Rajasthan Board RBSE Solutions for Class 6 Maths Chapter 5 Understanding Elementary Shapes Ex 5.1 Textbook Exercise Questions and Answers.
Rajasthan Board RBSE Solutions for Class 6 Maths in Hindi Medium & English Medium are part of RBSE Solutions for Class 6. Students can also read RBSE Class 6 Maths Important Questions for exam preparation. Students can also go through RBSE Class 6 Maths Notes to understand and remember the concepts easily. Students are advised to practice अनुपात और समानुपात के प्रश्न class 6 of the textbook questions.
Question 1.
What is the disadvantage in comparing line segments by mere observation?
Answer:
When we compare two line segments of almost same lengths, we cannot be sure about the length segment of greater length, there may be a chance of error due to improper viewing. It is an inappropriate method to compare line segments having a slight difference in their lengths.
Question 2.
Why is it better to use a divider than a ruler, while measuring the length of a line segment?
Answer:
It is better to use a divider than a ruler, because while using a ruler positioning error may occur due to incorrect positioning of the eye. Also, thickness of the ruler may cause difficulties in reading off the length.
Question 3.
Draw any line segment, say AB. Take any point C lying in between A and B. Measure the lengths of AB, BC and AC. Is AB = AC + CB?
(Note : If A, B, C are any three points on a line such that AC + CB = AB, then we can be sure that C lies between A and B.)
Answer:
It is given that point C is lying somewhere in between A and B. Therefore, all the points A, B, C are lying on same line segment AB.
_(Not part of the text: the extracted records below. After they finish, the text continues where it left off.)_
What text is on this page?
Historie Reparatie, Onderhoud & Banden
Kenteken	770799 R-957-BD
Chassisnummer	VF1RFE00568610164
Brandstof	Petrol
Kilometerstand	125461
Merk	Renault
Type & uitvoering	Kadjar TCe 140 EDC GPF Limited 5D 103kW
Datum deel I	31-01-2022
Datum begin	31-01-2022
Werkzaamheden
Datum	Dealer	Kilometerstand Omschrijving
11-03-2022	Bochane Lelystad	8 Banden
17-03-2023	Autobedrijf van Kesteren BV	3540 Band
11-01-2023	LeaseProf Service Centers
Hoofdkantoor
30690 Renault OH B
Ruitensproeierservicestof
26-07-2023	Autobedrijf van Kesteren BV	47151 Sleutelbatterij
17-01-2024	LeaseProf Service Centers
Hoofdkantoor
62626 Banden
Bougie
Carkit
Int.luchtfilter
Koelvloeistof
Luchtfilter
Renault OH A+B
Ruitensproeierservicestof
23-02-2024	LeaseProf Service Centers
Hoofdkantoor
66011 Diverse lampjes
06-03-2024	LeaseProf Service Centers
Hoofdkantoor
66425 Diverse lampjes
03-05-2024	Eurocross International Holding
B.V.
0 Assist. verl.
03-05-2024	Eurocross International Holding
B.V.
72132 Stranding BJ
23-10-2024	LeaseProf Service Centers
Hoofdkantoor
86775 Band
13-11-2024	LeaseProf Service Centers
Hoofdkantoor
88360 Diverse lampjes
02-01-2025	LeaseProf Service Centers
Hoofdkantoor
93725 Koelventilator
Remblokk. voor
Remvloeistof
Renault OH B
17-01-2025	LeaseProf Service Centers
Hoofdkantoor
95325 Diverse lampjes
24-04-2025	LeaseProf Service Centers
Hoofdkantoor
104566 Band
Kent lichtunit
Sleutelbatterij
Example : Let’s take AB = 6.5 cm,
AC = 3 cm, CB = 3.5 cm
AB = AC + CB
= 3 cm + 3.5 cm
∴ AB = 6.5 cm
Question 4.
If A,B, C are three points on a line such that AB = 5 cm, BC = 3 cm and AC = 8 cm, which one of them lies between the other two?
Answer:
Given: AB = 5 cm, BC = 3 cm, AC = 8 cm
It can be observed that AC = AB + BC
8 = 5 + 3
Point B lies in between A and C.
Question 5.
Verify, whether D is the mid-point of AG.
Answer:
Given : AD = 3 units, (4-1) units
DG = 3 units, (7 - 4) units
AG = 7 - 1 = 6 units
AD = DG
Thus, D is the mid-point of \(\overline{A G}\).
Question 6.
If B is the mid-point of \(\overline{A C}\) and C is the mid-point of \(\overline{B D}\), where A, B, C, D lie on a straight line, say why AB = CD?
Answer:
B is the mid-point of \(\overline{A C}\).
AB = BC ...................(i)
and C is the mid-point of \(\overline{B D}\).
BC = CD ..................(ii)
From (i) and (ii), we get
AB = CD.
Question 7.
Draw five triangles and measure their sides. Check in each case, if the sum of the lengths of any two sides is always less than the third side.
Answer:
Clearly in each triangle,
AB + BC > AC
BC + AC > AB
and AC + AB > BC
Hence, sum of two sides of a triangle is always greater than the third side.